WHAT'S NEW?
Loading...

Bakri Kitam Berambisi Membangun Nagari Kuranji Hulu Masa Depan| Bloggout

Pada hari minggu, 17/lima/2015, pada sebuah warung pada Simpang Tanjung Alai, Medianers berkesempatan menyigi profil keliru satu kandidat urut no 1, yaitu Bakri alias Kitam. Pada kesempatan itu, medianers menanyakan apa motivasi dia maju pada pemilihan Walinagari & apa planning program kerja apabila beliau pada beri jujur nantinya? Dan, seperti apa latar belakang profesionalnya yang membuat beliau berani tampil buat memimpin Nagari Kuranji Hulu?

Mari simak, medianers akan membeberkan satu -persatu.
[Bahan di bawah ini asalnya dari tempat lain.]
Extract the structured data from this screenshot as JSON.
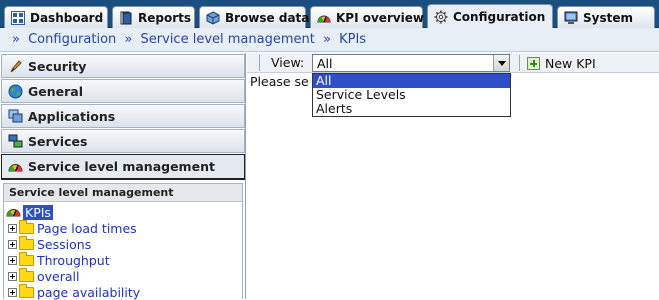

Bakri yg biasa pada panggil Mak Kitam, saat Medianers tanya, Apa yg menciptakan Mak Kitam ingin jadi Walinagari? Beliau memaparkan, " Nagari Kuranji Hulu butuh pemimpin yang paham tentang rapikan kelola pemerintahan yg baik (good governance) & wajib bisa melayani rakyat menggunakan benar pada pengurusan administrasi.

Mak Kitam yang pernah menjabat ketua lurah di koto panjang, Kota Padang jua dianggap bisa mengaplikasikan ilmu pemerintahan di Nagari Kuranji Hulu oleh anak kemenakannya pada kampung, sebagai akibatnya dia juga diminta buat maju pada pemilihan Walinagari. Hal senada diungkapkan sang mak kitam, bahwa " Saya diminta pulang kampung buat mengabdi dan membentuk kampung masa depan". Ungkapnya dalam Medianers.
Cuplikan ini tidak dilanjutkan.